Communism doesn't seem to have the same hysterical stigma attached to it here as it did in Australia, which is where I come from, back when there was a Communist Party. Starting in the early 1930s, the communist mairie of Gentilly embarked on a grand social housing plan, clearing out all the old slums and unhealthy areas. The first project was a set of 12 huge apartment blocks, each one identical, built on the edge of an old quarry. There are pictures of happy, smiling young communist party members lining the ridges of the quarry in front of the apartment blocks when they were finished. The plans were comprehensive, and included schools, sports grounds and shops. Most of it was achieved, although on a reduced scale due to the depression in the 1930s and WW2.

This area is now called Gabriel Péri, named after one of the movers and shakers in the communist party of the 20s and 30s who worked to have it improved. He was shot by the Nazis in WW2 for his involvement in La Résistance. It seems to be a little-known fact (at least, I was not aware of it) that most of the resistance fighters in Paris were communist and socialist party members, rather than just patriots. Of course, they were hated by the Nazis and considered to be far more dangerous than your ordinary Frenchman. Péri was asked, after he was captured and it was obvious that he would be executed, how he would like to be remembered. Friends suggested that an area or a street be named after him. He said he only wanted a Paris Métro station named after him, nothing else, so that young lovers could say: "À ce soir, chérie, à Gabriel Péri" (until tonight dear, at Gabriel Péri), and have a place to meet. He was a bit of a poet.

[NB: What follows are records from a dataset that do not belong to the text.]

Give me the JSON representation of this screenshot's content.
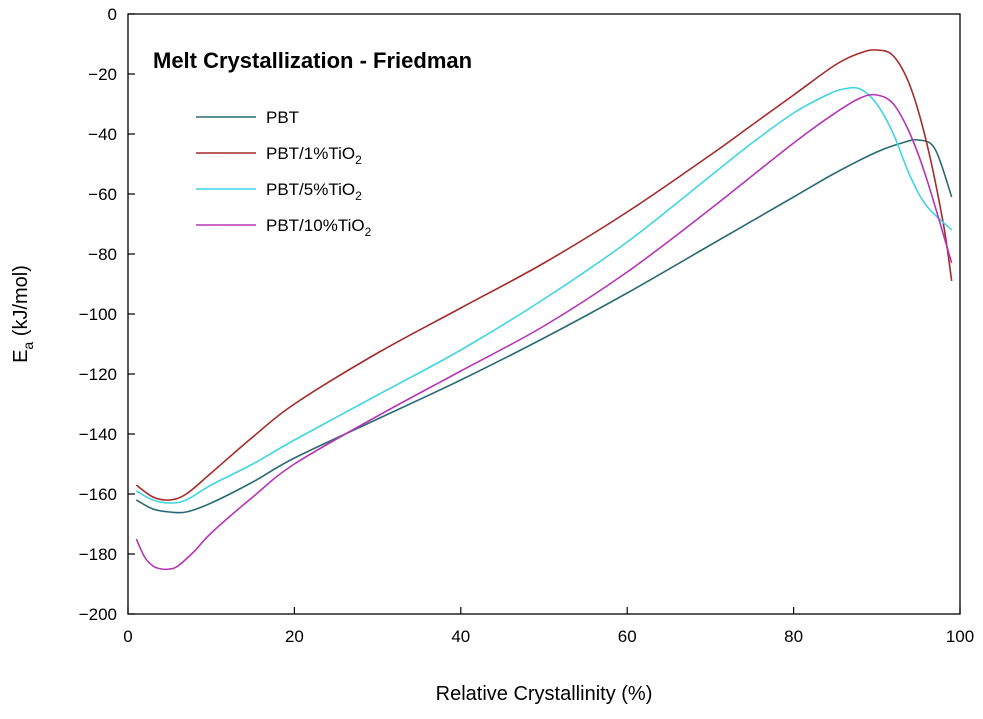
{
  "chart_data": {
    "type": "line",
    "title": "Melt Crystallization - Friedman",
    "xlabel": "Relative Crystallinity (%)",
    "ylabel": {
      "main": "E",
      "sub": "a",
      "unit": " (kJ/mol)"
    },
    "xlim": [
      0,
      100
    ],
    "ylim": [
      -200,
      0
    ],
    "xticks": [
      0,
      20,
      40,
      60,
      80,
      100
    ],
    "yticks": [
      0,
      -20,
      -40,
      -60,
      -80,
      -100,
      -120,
      -140,
      -160,
      -180,
      -200
    ],
    "grid": false,
    "legend_position": "top-left",
    "series": [
      {
        "name": "PBT",
        "label_main": "PBT",
        "label_sub": "",
        "color": "#2a6b73",
        "x": [
          1,
          3,
          5,
          7,
          10,
          15,
          20,
          30,
          40,
          50,
          60,
          70,
          80,
          85,
          90,
          93,
          95,
          97,
          99
        ],
        "y": [
          -162,
          -165,
          -166,
          -166,
          -163,
          -156,
          -148,
          -135,
          -122,
          -108,
          -93,
          -77,
          -61,
          -53,
          -46,
          -43,
          -42,
          -45,
          -61
        ]
      },
      {
        "name": "PBT/1%TiO2",
        "label_main": "PBT/1%TiO",
        "label_sub": "2",
        "color": "#a52a2a",
        "x": [
          1,
          3,
          5,
          7,
          10,
          15,
          20,
          30,
          40,
          50,
          60,
          70,
          75,
          80,
          85,
          88,
          90,
          92,
          94,
          96,
          98,
          99
        ],
        "y": [
          -157,
          -161,
          -162,
          -160,
          -153,
          -141,
          -130,
          -113,
          -98,
          -83,
          -66,
          -47,
          -37,
          -27,
          -17,
          -13,
          -12,
          -14,
          -24,
          -43,
          -70,
          -89
        ]
      },
      {
        "name": "PBT/5%TiO2",
        "label_main": "PBT/5%TiO",
        "label_sub": "2",
        "color": "#3fd6e3",
        "x": [
          1,
          3,
          5,
          7,
          10,
          15,
          20,
          30,
          40,
          50,
          60,
          70,
          75,
          80,
          84,
          86,
          88,
          90,
          92,
          94,
          96,
          99
        ],
        "y": [
          -159,
          -162,
          -163,
          -162,
          -157,
          -150,
          -142,
          -127,
          -112,
          -95,
          -76,
          -54,
          -43,
          -33,
          -27,
          -25,
          -25,
          -30,
          -40,
          -54,
          -64,
          -72
        ]
      },
      {
        "name": "PBT/10%TiO2",
        "label_main": "PBT/10%TiO",
        "label_sub": "2",
        "color": "#b535b5",
        "x": [
          1,
          2,
          3,
          4,
          5,
          6,
          8,
          10,
          15,
          20,
          30,
          40,
          50,
          60,
          70,
          80,
          85,
          88,
          90,
          92,
          94,
          96,
          99
        ],
        "y": [
          -175,
          -181,
          -184,
          -185,
          -185,
          -184,
          -179,
          -173,
          -161,
          -150,
          -134,
          -119,
          -104,
          -86,
          -65,
          -43,
          -33,
          -28,
          -27,
          -30,
          -40,
          -55,
          -83
        ]
      }
    ]
  }
}
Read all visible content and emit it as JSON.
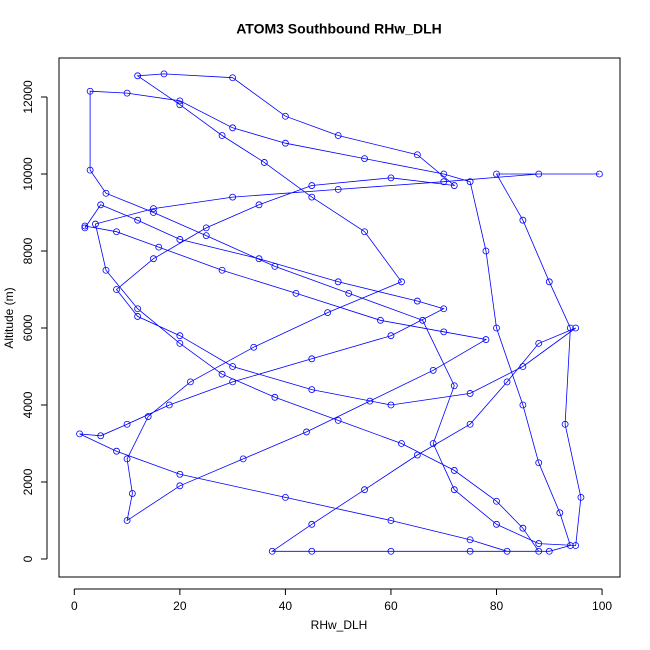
{
  "chart_data": {
    "type": "line",
    "title": "ATOM3 Southbound RHw_DLH",
    "x_label": "RHw_DLH",
    "y_label": "Altitude (m)",
    "color": "#0000ff",
    "markers": true,
    "xlim": [
      -2.9,
      103.4
    ],
    "ylim": [
      -468,
      13013
    ],
    "xticks": [
      0,
      20,
      40,
      60,
      80,
      100
    ],
    "yticks": [
      0,
      2000,
      4000,
      6000,
      8000,
      10000,
      12000
    ],
    "x": [
      2,
      5,
      12,
      20,
      35,
      50,
      65,
      70,
      60,
      45,
      30,
      18,
      10,
      5,
      1,
      8,
      20,
      40,
      60,
      75,
      82,
      90,
      94,
      92,
      88,
      85,
      80,
      78,
      75,
      70,
      55,
      40,
      30,
      20,
      10,
      3,
      3,
      6,
      15,
      25,
      38,
      52,
      66,
      72,
      68,
      72,
      80,
      88,
      95,
      96,
      93,
      94,
      90,
      85,
      80,
      99.5,
      88,
      70,
      50,
      30,
      15,
      4,
      6,
      12,
      20,
      28,
      38,
      50,
      62,
      72,
      80,
      85,
      88,
      75,
      60,
      45,
      37.5,
      45,
      55,
      65,
      75,
      82,
      88,
      95,
      85,
      75,
      60,
      45,
      30,
      20,
      12,
      8,
      15,
      25,
      35,
      45,
      60,
      72,
      65,
      50,
      40,
      30,
      17,
      12,
      20,
      28,
      36,
      45,
      55,
      62,
      48,
      34,
      22,
      14,
      10,
      11,
      10,
      20,
      32,
      44,
      56,
      68,
      78,
      70,
      58,
      42,
      28,
      16,
      8,
      2
    ],
    "values": [
      8600,
      9200,
      8800,
      8300,
      7800,
      7200,
      6700,
      6500,
      5800,
      5200,
      4600,
      4000,
      3500,
      3200,
      3250,
      2800,
      2200,
      1600,
      1000,
      500,
      200,
      200,
      350,
      1200,
      2500,
      4000,
      6000,
      8000,
      9800,
      10000,
      10400,
      10800,
      11200,
      11900,
      12100,
      12150,
      10100,
      9500,
      9000,
      8400,
      7600,
      6900,
      6200,
      4500,
      3000,
      1800,
      900,
      400,
      350,
      1600,
      3500,
      6000,
      7200,
      8800,
      10000,
      10000,
      10000,
      9800,
      9600,
      9400,
      9100,
      8700,
      7500,
      6500,
      5600,
      4800,
      4200,
      3600,
      3000,
      2300,
      1500,
      800,
      200,
      200,
      200,
      200,
      200,
      900,
      1800,
      2700,
      3500,
      4600,
      5600,
      6000,
      5000,
      4300,
      4000,
      4400,
      5000,
      5800,
      6300,
      7000,
      7800,
      8600,
      9200,
      9700,
      9900,
      9700,
      10500,
      11000,
      11500,
      12500,
      12600,
      12550,
      11800,
      11000,
      10300,
      9400,
      8500,
      7200,
      6400,
      5500,
      4600,
      3700,
      2600,
      1700,
      1000,
      1900,
      2600,
      3300,
      4100,
      4900,
      5700,
      5900,
      6200,
      6900,
      7500,
      8100,
      8500,
      8650
    ]
  }
}
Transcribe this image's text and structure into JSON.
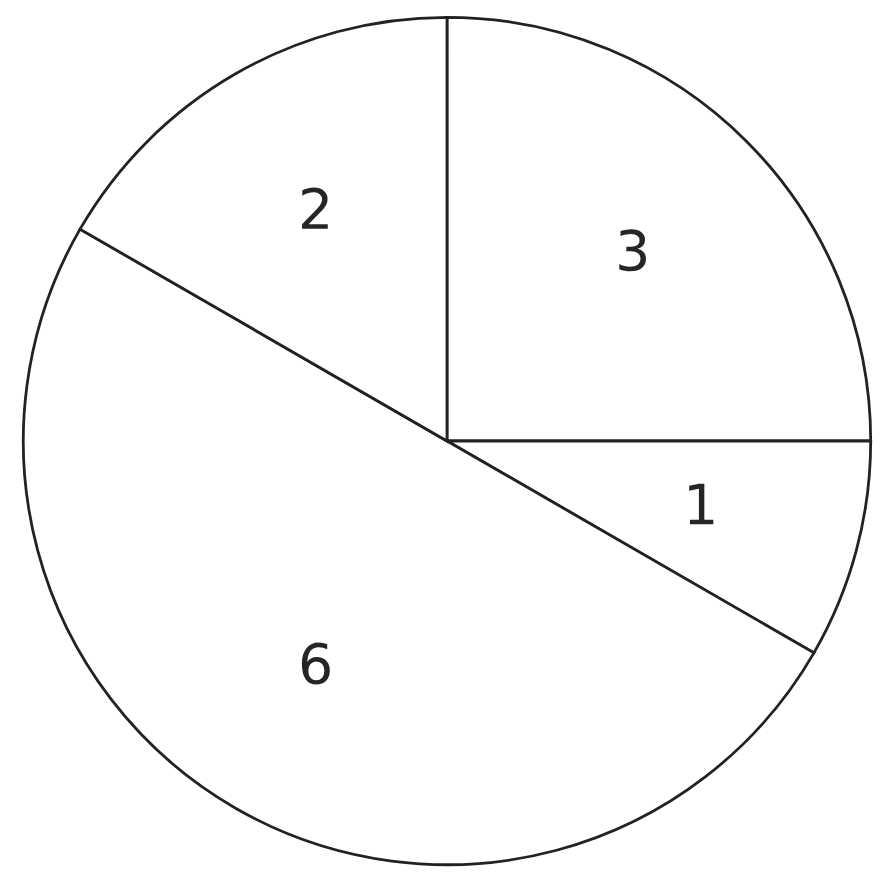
{
  "chart_data": {
    "type": "pie",
    "categories": [
      null,
      null,
      null,
      null
    ],
    "values": [
      3,
      1,
      6,
      2
    ],
    "colors": [
      "#ffffff",
      "#ffffff",
      "#ffffff",
      "#ffffff"
    ],
    "data_labels": true
  }
}
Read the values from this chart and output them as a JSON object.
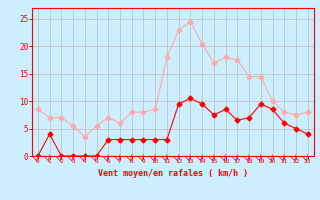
{
  "x": [
    0,
    1,
    2,
    3,
    4,
    5,
    6,
    7,
    8,
    9,
    10,
    11,
    12,
    13,
    14,
    15,
    16,
    17,
    18,
    19,
    20,
    21,
    22,
    23
  ],
  "y_mean": [
    0,
    4,
    0,
    0,
    0,
    0,
    3,
    3,
    3,
    3,
    3,
    3,
    9.5,
    10.5,
    9.5,
    7.5,
    8.5,
    6.5,
    7,
    9.5,
    8.5,
    6,
    5,
    4
  ],
  "y_gust": [
    8.5,
    7,
    7,
    5.5,
    3.5,
    5.5,
    7,
    6,
    8,
    8,
    8.5,
    18,
    23,
    24.5,
    20.5,
    17,
    18,
    17.5,
    14.5,
    14.5,
    10,
    8,
    7.5,
    8
  ],
  "xlabel": "Vent moyen/en rafales ( km/h )",
  "ylim": [
    0,
    27
  ],
  "xlim": [
    -0.5,
    23.5
  ],
  "yticks": [
    0,
    5,
    10,
    15,
    20,
    25
  ],
  "xticks": [
    0,
    1,
    2,
    3,
    4,
    5,
    6,
    7,
    8,
    9,
    10,
    11,
    12,
    13,
    14,
    15,
    16,
    17,
    18,
    19,
    20,
    21,
    22,
    23
  ],
  "color_mean": "#ff0000",
  "color_gust": "#ffaaaa",
  "bg_color": "#cceeff",
  "grid_color": "#bbbbbb",
  "line_width": 0.8,
  "marker_size": 2.5
}
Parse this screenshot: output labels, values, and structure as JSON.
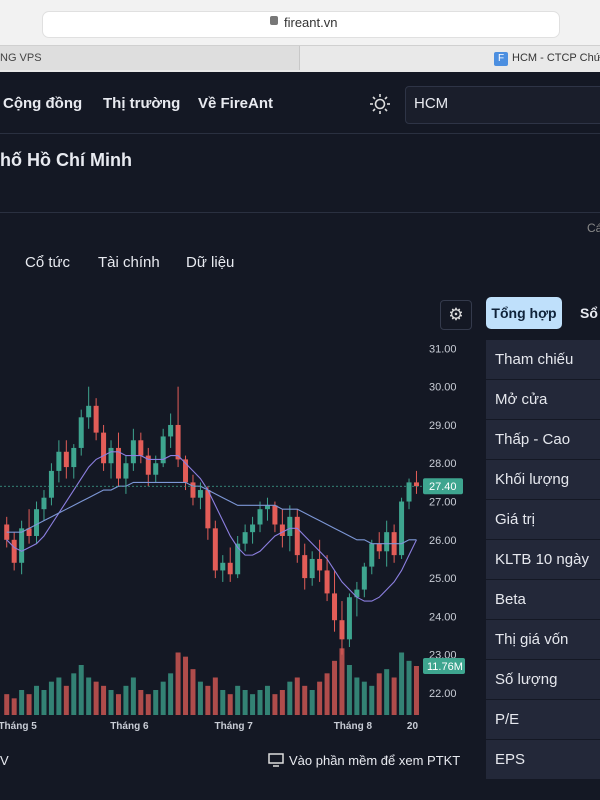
{
  "browser": {
    "url": "fireant.vn",
    "tabs": [
      "NG VPS",
      "HCM - CTCP Chứng"
    ],
    "tab_icon": "F"
  },
  "nav": {
    "items": [
      "Cộng đồng",
      "Thị trường",
      "Về FireAnt"
    ],
    "search": "HCM"
  },
  "company": {
    "name": "hố Hồ Chí Minh",
    "corner": "Cá"
  },
  "tabs": [
    "Cổ tức",
    "Tài chính",
    "Dữ liệu"
  ],
  "panel": {
    "tabs": [
      "Tổng hợp",
      "Sổ l"
    ],
    "rows": [
      "Tham chiếu",
      "Mở cửa",
      "Thấp - Cao",
      "Khối lượng",
      "Giá trị",
      "KLTB 10 ngày",
      "Beta",
      "Thị giá vốn",
      "Số lượng CPLH",
      "P/E",
      "EPS"
    ]
  },
  "footer": {
    "left": "V",
    "link": "Vào phần mềm để xem PTKT"
  },
  "chart_data": {
    "type": "candlestick",
    "up_color": "#3ea58f",
    "down_color": "#e35d58",
    "categories": [
      null,
      null,
      "Tháng 5",
      null,
      null,
      null,
      null,
      null,
      null,
      null,
      null,
      null,
      null,
      null,
      null,
      null,
      null,
      "Tháng 6",
      null,
      null,
      null,
      null,
      null,
      null,
      null,
      null,
      null,
      null,
      null,
      null,
      null,
      "Tháng 7",
      null,
      null,
      null,
      null,
      null,
      null,
      null,
      null,
      null,
      null,
      null,
      null,
      null,
      null,
      null,
      "Tháng 8",
      null,
      null,
      null,
      null,
      null,
      null,
      null,
      "20"
    ],
    "candles": [
      [
        26.4,
        26.6,
        25.8,
        26.0
      ],
      [
        26.0,
        26.2,
        25.2,
        25.4
      ],
      [
        25.4,
        26.5,
        25.1,
        26.3
      ],
      [
        26.3,
        26.8,
        25.9,
        26.1
      ],
      [
        26.1,
        27.0,
        25.9,
        26.8
      ],
      [
        26.8,
        27.3,
        26.5,
        27.1
      ],
      [
        27.1,
        28.0,
        26.9,
        27.8
      ],
      [
        27.8,
        28.6,
        27.5,
        28.3
      ],
      [
        28.3,
        28.6,
        27.6,
        27.9
      ],
      [
        27.9,
        28.5,
        27.6,
        28.4
      ],
      [
        28.4,
        29.4,
        28.2,
        29.2
      ],
      [
        29.2,
        30.0,
        28.9,
        29.5
      ],
      [
        29.5,
        29.7,
        28.6,
        28.8
      ],
      [
        28.8,
        29.0,
        27.8,
        28.0
      ],
      [
        28.0,
        28.6,
        27.6,
        28.4
      ],
      [
        28.4,
        28.8,
        27.4,
        27.6
      ],
      [
        27.6,
        28.2,
        27.2,
        28.0
      ],
      [
        28.0,
        28.9,
        27.8,
        28.6
      ],
      [
        28.6,
        28.8,
        28.0,
        28.2
      ],
      [
        28.2,
        28.4,
        27.4,
        27.7
      ],
      [
        27.7,
        28.2,
        27.5,
        28.0
      ],
      [
        28.0,
        28.9,
        27.9,
        28.7
      ],
      [
        28.7,
        29.3,
        28.4,
        29.0
      ],
      [
        29.0,
        30.0,
        27.9,
        28.1
      ],
      [
        28.1,
        28.2,
        27.3,
        27.5
      ],
      [
        27.5,
        27.7,
        26.9,
        27.1
      ],
      [
        27.1,
        27.5,
        26.8,
        27.3
      ],
      [
        27.3,
        27.4,
        26.0,
        26.3
      ],
      [
        26.3,
        26.5,
        25.0,
        25.2
      ],
      [
        25.2,
        25.6,
        24.9,
        25.4
      ],
      [
        25.4,
        25.8,
        24.9,
        25.1
      ],
      [
        25.1,
        26.1,
        25.0,
        25.9
      ],
      [
        25.9,
        26.4,
        25.7,
        26.2
      ],
      [
        26.2,
        26.6,
        25.9,
        26.4
      ],
      [
        26.4,
        27.0,
        26.2,
        26.8
      ],
      [
        26.8,
        27.1,
        26.5,
        26.9
      ],
      [
        26.9,
        27.0,
        26.2,
        26.4
      ],
      [
        26.4,
        26.8,
        25.8,
        26.1
      ],
      [
        26.1,
        26.9,
        25.7,
        26.6
      ],
      [
        26.6,
        26.8,
        25.4,
        25.6
      ],
      [
        25.6,
        25.9,
        24.7,
        25.0
      ],
      [
        25.0,
        25.7,
        24.8,
        25.5
      ],
      [
        25.5,
        26.0,
        24.9,
        25.2
      ],
      [
        25.2,
        25.6,
        24.4,
        24.6
      ],
      [
        24.6,
        25.2,
        23.6,
        23.9
      ],
      [
        23.9,
        24.4,
        23.0,
        23.4
      ],
      [
        23.4,
        24.6,
        23.2,
        24.5
      ],
      [
        24.5,
        24.9,
        24.0,
        24.7
      ],
      [
        24.7,
        25.4,
        24.5,
        25.3
      ],
      [
        25.3,
        26.0,
        25.1,
        25.9
      ],
      [
        25.9,
        26.2,
        25.5,
        25.7
      ],
      [
        25.7,
        26.5,
        25.3,
        26.2
      ],
      [
        26.2,
        26.4,
        25.4,
        25.6
      ],
      [
        25.6,
        27.1,
        25.5,
        27.0
      ],
      [
        27.0,
        27.6,
        26.8,
        27.5
      ],
      [
        27.5,
        27.8,
        27.2,
        27.4
      ]
    ],
    "volumes": [
      5,
      4,
      6,
      5,
      7,
      6,
      8,
      9,
      7,
      10,
      12,
      9,
      8,
      7,
      6,
      5,
      7,
      9,
      6,
      5,
      6,
      8,
      10,
      15,
      14,
      11,
      8,
      7,
      9,
      6,
      5,
      7,
      6,
      5,
      6,
      7,
      5,
      6,
      8,
      9,
      7,
      6,
      8,
      10,
      13,
      16,
      12,
      9,
      8,
      7,
      10,
      11,
      9,
      15,
      13,
      11.76
    ],
    "ma_lines": [
      {
        "color": "#8c7fe0",
        "values": [
          26.0,
          25.8,
          25.7,
          25.8,
          25.9,
          26.1,
          26.4,
          26.7,
          27.0,
          27.3,
          27.6,
          27.9,
          28.1,
          28.2,
          28.3,
          28.3,
          28.2,
          28.2,
          28.2,
          28.1,
          28.1,
          28.1,
          28.2,
          28.2,
          28.0,
          27.8,
          27.6,
          27.3,
          26.9,
          26.5,
          26.1,
          25.8,
          25.6,
          25.6,
          25.7,
          25.9,
          26.1,
          26.2,
          26.3,
          26.3,
          26.1,
          25.9,
          25.7,
          25.5,
          25.2,
          24.9,
          24.7,
          24.5,
          24.4,
          24.4,
          24.5,
          24.7,
          24.9,
          25.2,
          25.6,
          26.0
        ]
      },
      {
        "color": "#7d97d6",
        "values": [
          26.2,
          26.2,
          26.2,
          26.3,
          26.4,
          26.5,
          26.6,
          26.7,
          26.8,
          26.9,
          27.0,
          27.1,
          27.2,
          27.3,
          27.3,
          27.4,
          27.4,
          27.5,
          27.5,
          27.5,
          27.5,
          27.5,
          27.5,
          27.5,
          27.5,
          27.4,
          27.4,
          27.3,
          27.2,
          27.1,
          27.0,
          26.9,
          26.9,
          26.9,
          26.9,
          26.9,
          26.9,
          26.8,
          26.8,
          26.8,
          26.7,
          26.6,
          26.5,
          26.4,
          26.3,
          26.2,
          26.1,
          26.0,
          26.0,
          25.9,
          25.9,
          25.9,
          25.9,
          25.9,
          26.0,
          26.0
        ]
      }
    ],
    "ylim": [
      21.45,
      31.35
    ],
    "vlim": [
      0,
      18
    ],
    "yticks": [
      {
        "value": 31,
        "label": "31.00"
      },
      {
        "value": 30,
        "label": "30.00"
      },
      {
        "value": 29,
        "label": "29.00"
      },
      {
        "value": 28,
        "label": "28.00"
      },
      {
        "value": 27,
        "label": "27.00"
      },
      {
        "value": 26,
        "label": "26.00"
      },
      {
        "value": 25,
        "label": "25.00"
      },
      {
        "value": 24,
        "label": "24.00"
      },
      {
        "value": 23,
        "label": "23.00"
      },
      {
        "value": 22,
        "label": "22.00"
      }
    ],
    "price_tag": {
      "value": 27.4,
      "label": "27.40"
    },
    "volume_tag": {
      "value": 11.76,
      "label": "11.76M"
    }
  }
}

The view out of my office window in Gentilly was of buildings constructed in the 1960s, in a continuation of the program started by the Communists in the 20s. It is a high-density development, but the area is well-maintained. All buildings are repainted every 10 years, the streets and public places are cleaned every week and damaged parts are quickly repaired. The construction work seems to me to be of a very high quality, and the windows and doors and fittings are strong and well made.

The Gabriel Péri buildings are proving to be a bit of a problem these days. When they were built, it was considered unnecessary to have a bathroom in every apartment, so there were only shared bathrooms on each floor. This was, after all, an extravagent luxury compared to having the family troop off to the Gentilly Bains Douches (Public showers) for the weekly wash! Now that the Gabriel Péri is being renovated, it is rather expensive and difficult to include bathrooms in each apartment. I think they have chosen to completely destroy the insides and construct a lesser number of apartments, to more modern standards.

Although the banlieu (suburban areas)adjacent to Paris are nearly all Communist, the more powerful Paris Mairies are not. In the 70s and 80s, they built huge freeways to improve the traffic flow through and around the city. They chopped through the adjacent banlieu without regard to the local planning or design. The Gabriel Péri buildings were separated from their commercial zone by a chasm containing the A6B, a 10-lane highway going to Lyon. Gentilly was cut off from the Gentilly Cemetry by the Périphérique (ring road), and the "posh" part of Gentilly, called Chaperon Verte (Green Hood), had the A6A, another 10-laner, built next to it.

Lots more can be said about Gentilly and its ancient church, its multicultural population. Some of this information is on the Ville de Gentilly website (in French).